In another blow to small businesses: The legislation doesn’t include Covid-19 liability protections, meaning employers are vulnerable to frivolous lawsuits from trial lawyers who have aligned themselves with Democrats.
The worst part of Biden’s legislation is his proposal to more than double the federal minimum wage to $15 an hour. Doubling entry-level labor costs will further hurt wounded small businesses struggling to get back on their feet. In contrast to the EITC, minimum wage increases are not well-targeted, often helping teen workers in high-income homes at the expense of jobs for the truly vulnerable.
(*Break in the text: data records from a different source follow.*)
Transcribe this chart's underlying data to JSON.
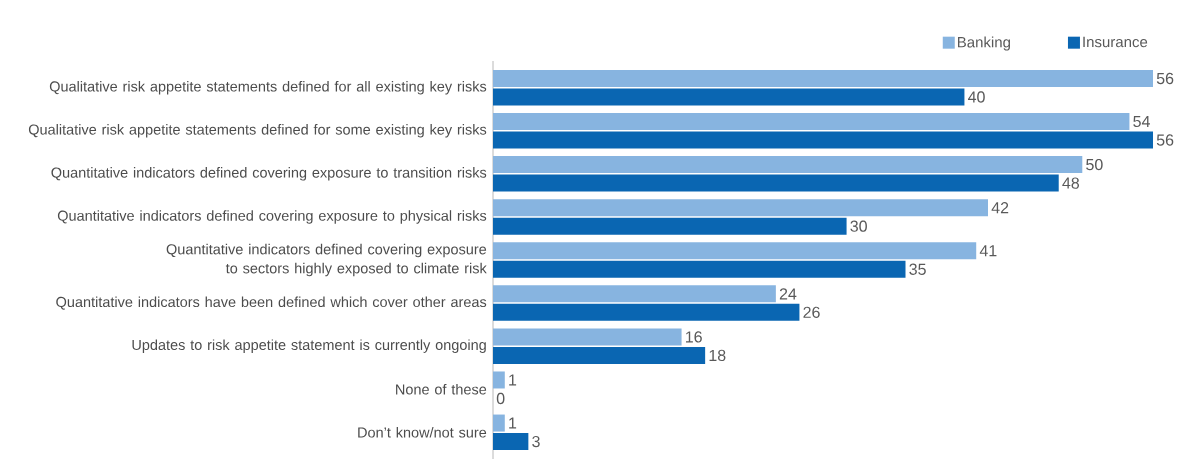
{
  "chart_data": {
    "type": "bar",
    "orientation": "horizontal",
    "data_labels": true,
    "legend": "top right",
    "categories": [
      "Qualitative risk appetite statements defined for all existing key risks",
      "Qualitative risk appetite statements defined for some existing key risks",
      "Quantitative indicators defined covering exposure to transition risks",
      "Quantitative indicators defined covering exposure to physical risks",
      "Quantitative indicators defined covering exposure to sectors highly exposed to climate risk",
      "Quantitative indicators have been defined which cover other areas",
      "Updates to risk appetite statement is currently ongoing",
      "None of these",
      "Don’t know/not sure"
    ],
    "series": [
      {
        "name": "Banking",
        "color": "#87b4e0",
        "values": [
          56,
          54,
          50,
          42,
          41,
          24,
          16,
          1,
          1
        ]
      },
      {
        "name": "Insurance",
        "color": "#0a66b2",
        "values": [
          40,
          56,
          48,
          30,
          35,
          26,
          18,
          0,
          3
        ]
      }
    ]
  }
}
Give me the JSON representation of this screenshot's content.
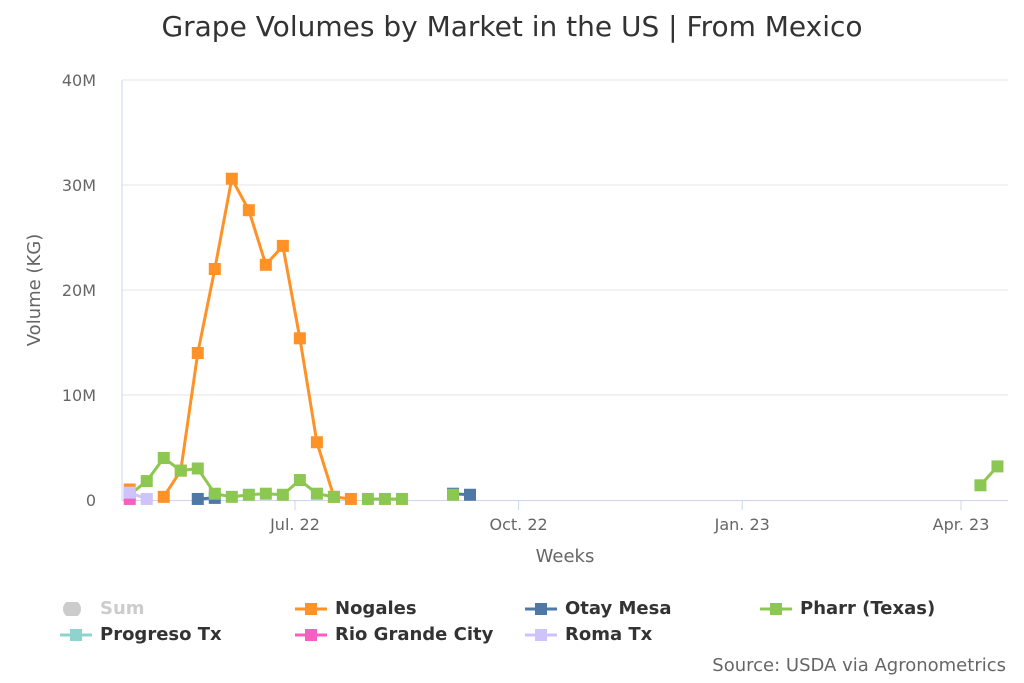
{
  "chart_data": {
    "type": "line",
    "title": "Grape Volumes by Market in the US | From Mexico",
    "xlabel": "Weeks",
    "ylabel": "Volume (KG)",
    "ylim": [
      0,
      40000000
    ],
    "yticks": [
      {
        "v": 0,
        "label": "0"
      },
      {
        "v": 10000000,
        "label": "10M"
      },
      {
        "v": 20000000,
        "label": "20M"
      },
      {
        "v": 30000000,
        "label": "30M"
      },
      {
        "v": 40000000,
        "label": "40M"
      }
    ],
    "xlim": [
      "2022-04-20",
      "2023-04-20"
    ],
    "xticks": [
      {
        "d": "2022-07-01",
        "label": "Jul. 22"
      },
      {
        "d": "2022-10-01",
        "label": "Oct. 22"
      },
      {
        "d": "2023-01-01",
        "label": "Jan. 23"
      },
      {
        "d": "2023-04-01",
        "label": "Apr. 23"
      }
    ],
    "grid": true,
    "legend_position": "bottom",
    "series": [
      {
        "name": "Sum",
        "color": "#cccccc",
        "visible": false,
        "marker": "circle",
        "points": []
      },
      {
        "name": "Nogales",
        "color": "#ff9226",
        "visible": true,
        "marker": "square",
        "points": [
          [
            "2022-04-24",
            1000000
          ],
          [
            "2022-05-08",
            300000
          ],
          [
            "2022-05-15",
            2800000
          ],
          [
            "2022-05-22",
            14000000
          ],
          [
            "2022-05-29",
            22000000
          ],
          [
            "2022-06-05",
            30600000
          ],
          [
            "2022-06-12",
            27600000
          ],
          [
            "2022-06-19",
            22400000
          ],
          [
            "2022-06-26",
            24200000
          ],
          [
            "2022-07-03",
            15400000
          ],
          [
            "2022-07-10",
            5500000
          ],
          [
            "2022-07-17",
            300000
          ],
          [
            "2022-07-24",
            100000
          ]
        ]
      },
      {
        "name": "Otay Mesa",
        "color": "#4e79a7",
        "visible": true,
        "marker": "square",
        "points": [
          [
            "2022-05-22",
            100000
          ],
          [
            "2022-05-29",
            200000
          ],
          [
            "2022-09-04",
            600000
          ],
          [
            "2022-09-11",
            500000
          ]
        ]
      },
      {
        "name": "Pharr (Texas)",
        "color": "#8cc751",
        "visible": true,
        "marker": "square",
        "points": [
          [
            "2022-04-24",
            500000
          ],
          [
            "2022-05-01",
            1800000
          ],
          [
            "2022-05-08",
            4000000
          ],
          [
            "2022-05-15",
            2800000
          ],
          [
            "2022-05-22",
            3000000
          ],
          [
            "2022-05-29",
            600000
          ],
          [
            "2022-06-05",
            300000
          ],
          [
            "2022-06-12",
            500000
          ],
          [
            "2022-06-19",
            600000
          ],
          [
            "2022-06-26",
            500000
          ],
          [
            "2022-07-03",
            1900000
          ],
          [
            "2022-07-10",
            600000
          ],
          [
            "2022-07-17",
            300000
          ],
          [
            "2022-07-31",
            100000
          ],
          [
            "2022-08-07",
            100000
          ],
          [
            "2022-08-14",
            100000
          ],
          [
            "2022-09-04",
            500000
          ],
          [
            "2023-04-09",
            1400000
          ],
          [
            "2023-04-16",
            3200000
          ]
        ]
      },
      {
        "name": "Progreso Tx",
        "color": "#8fd3cf",
        "visible": true,
        "marker": "square",
        "points": []
      },
      {
        "name": "Rio Grande City",
        "color": "#f55fc0",
        "visible": true,
        "marker": "square",
        "points": [
          [
            "2022-04-24",
            100000
          ]
        ]
      },
      {
        "name": "Roma Tx",
        "color": "#cfc3fb",
        "visible": true,
        "marker": "square",
        "points": [
          [
            "2022-04-24",
            700000
          ],
          [
            "2022-05-01",
            100000
          ]
        ]
      }
    ]
  },
  "source": "Source: USDA via Agronometrics"
}
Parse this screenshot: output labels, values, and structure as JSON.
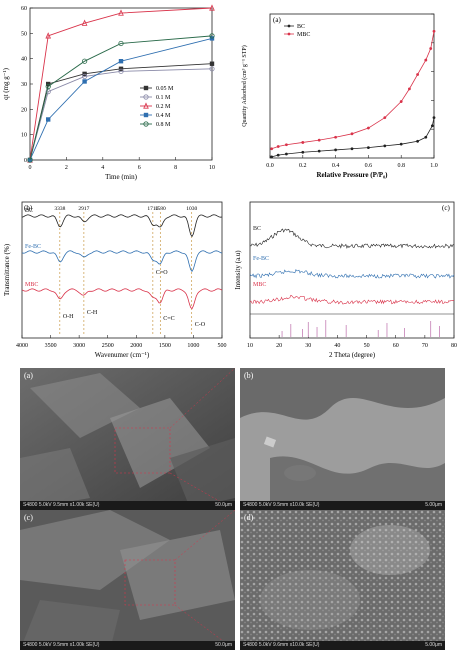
{
  "kinetics": {
    "chart_data": {
      "type": "line",
      "xlabel": "Time (min)",
      "ylabel": "qt (mg g⁻¹)",
      "xlim": [
        0,
        10
      ],
      "ylim": [
        0,
        60
      ],
      "xticks": [
        0,
        2,
        4,
        6,
        8,
        10
      ],
      "yticks": [
        0,
        10,
        20,
        30,
        40,
        50,
        60
      ],
      "x": [
        0,
        1,
        3,
        5,
        10
      ],
      "legend_position": "right",
      "series": [
        {
          "name": "0.05 M",
          "color": "#333333",
          "values": [
            0,
            30,
            34,
            36,
            38
          ]
        },
        {
          "name": "0.1 M",
          "color": "#8a8aa8",
          "values": [
            0,
            27,
            33,
            35,
            36
          ]
        },
        {
          "name": "0.2 M",
          "color": "#d9334a",
          "values": [
            0,
            49,
            54,
            58,
            60
          ]
        },
        {
          "name": "0.4 M",
          "color": "#2f6fb0",
          "values": [
            0,
            16,
            31,
            39,
            48
          ]
        },
        {
          "name": "0.8 M",
          "color": "#2a6a4a",
          "values": [
            0,
            29,
            39,
            46,
            49
          ]
        }
      ]
    }
  },
  "bet": {
    "label": "(a)",
    "chart_data": {
      "type": "line",
      "xlabel": "Relative Pressure (P/P₀)",
      "ylabel": "Quantity Adsorbed (cm³ g⁻¹ STP)",
      "xlim": [
        0,
        1.0
      ],
      "ylim": [
        0,
        25
      ],
      "xticks": [
        0.0,
        0.2,
        0.4,
        0.6,
        0.8,
        1.0
      ],
      "yticks": [
        0,
        5,
        10,
        15,
        20,
        25
      ],
      "legend_position": "top-left",
      "series": [
        {
          "name": "BC",
          "color": "#222222",
          "x": [
            0.01,
            0.05,
            0.1,
            0.2,
            0.3,
            0.4,
            0.5,
            0.6,
            0.7,
            0.8,
            0.9,
            0.95,
            0.99,
            1.0
          ],
          "values": [
            0.2,
            0.5,
            0.7,
            1.0,
            1.2,
            1.4,
            1.6,
            1.8,
            2.1,
            2.4,
            2.9,
            3.6,
            5.6,
            7.0
          ]
        },
        {
          "name": "MBC",
          "color": "#d9334a",
          "x": [
            0.01,
            0.05,
            0.1,
            0.2,
            0.3,
            0.4,
            0.5,
            0.6,
            0.7,
            0.8,
            0.85,
            0.9,
            0.95,
            0.98,
            1.0
          ],
          "values": [
            1.6,
            2.0,
            2.3,
            2.7,
            3.1,
            3.6,
            4.2,
            5.2,
            7.0,
            9.8,
            12.0,
            14.5,
            17.0,
            19.0,
            22.0
          ]
        }
      ]
    }
  },
  "ftir": {
    "label": "(b)",
    "chart_data": {
      "type": "line",
      "xlabel": "Wavenumer (cm⁻¹)",
      "ylabel": "Transmittance (%)",
      "xlim": [
        4000,
        500
      ],
      "xticks": [
        4000,
        3500,
        3000,
        2500,
        2000,
        1500,
        1000,
        500
      ],
      "peak_lines": [
        3338,
        2917,
        1710,
        1580,
        1030
      ],
      "peak_labels": [
        "3338",
        "2917",
        "1710",
        "1580",
        "1030"
      ],
      "annotations": [
        "O-H",
        "C-H",
        "C=O",
        "C=C",
        "C-O"
      ],
      "series": [
        {
          "name": "BC",
          "color": "#222222"
        },
        {
          "name": "Fe-BC",
          "color": "#2f6fb0"
        },
        {
          "name": "MBC",
          "color": "#d9334a"
        }
      ]
    }
  },
  "xrd": {
    "label": "(c)",
    "chart_data": {
      "type": "line",
      "xlabel": "2 Theta (degree)",
      "ylabel": "Intensity (a.u)",
      "xlim": [
        10,
        80
      ],
      "xticks": [
        10,
        20,
        30,
        40,
        50,
        60,
        70,
        80
      ],
      "reference_peaks": [
        21,
        24,
        28,
        30,
        33,
        36,
        43,
        54,
        57,
        63,
        72,
        75
      ],
      "series": [
        {
          "name": "BC",
          "color": "#222222"
        },
        {
          "name": "Fe-BC",
          "color": "#2f6fb0"
        },
        {
          "name": "MBC",
          "color": "#d9334a"
        }
      ]
    }
  },
  "sem": [
    {
      "label": "(a)",
      "info": "S4800 5.0kV 9.5mm x1.00k SE(U)",
      "scale": "50.0μm"
    },
    {
      "label": "(b)",
      "info": "S4800 5.0kV 9.5mm x10.0k SE(U)",
      "scale": "5.00μm"
    },
    {
      "label": "(c)",
      "info": "S4800 5.0kV 9.5mm x1.00k SE(U)",
      "scale": "50.0μm"
    },
    {
      "label": "(d)",
      "info": "S4800 5.0kV 9.6mm x10.0k SE(U)",
      "scale": "5.00μm"
    }
  ]
}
According to a 2019 CBO report, a $15 minimum wage would cost the country 1.3 million jobs. This job loss would come at the worst possible time for jobseekers as the labor market is already struggling. The report concludes that women, workers without a high school degree, and part-time employees would bear the brunt of the job loss. A recent study by economists David Macpherson and William Even finds that a $15 entry-level wage would destroy more than one million jobs in the hospitality industry alone.
Biden’s $15 wage push received an assist this week when Treasury Secretary nominee Janet Yellen flip-flopped on her minimum wage position during her confirmation hearing, seemingly to appease the Biden administration. Yellen claimed that the consequences of minimum wage hikes are “very minimal.” Yet in 2014, she stated unequivocally during a Congressional hearing that minimum wage increases have a “negative impact on employment.” Yellen accepted a CBO report’s findings saying that a $10.10 minimum would cost 500,000 jobs then. Yet she seemingly ignores the CBO’s updated findings out of political expediency now.
A $15 minimum wage, which has been on Democrats’ wish list for more than a decade, is the wrong policy at the wrong time. By tucking it into a Covid-19 relief package, Biden is shamelessly attempting to capitalize on pandemic misfortune to achieve a longstanding partisan goal. There’s nothing uniting about that.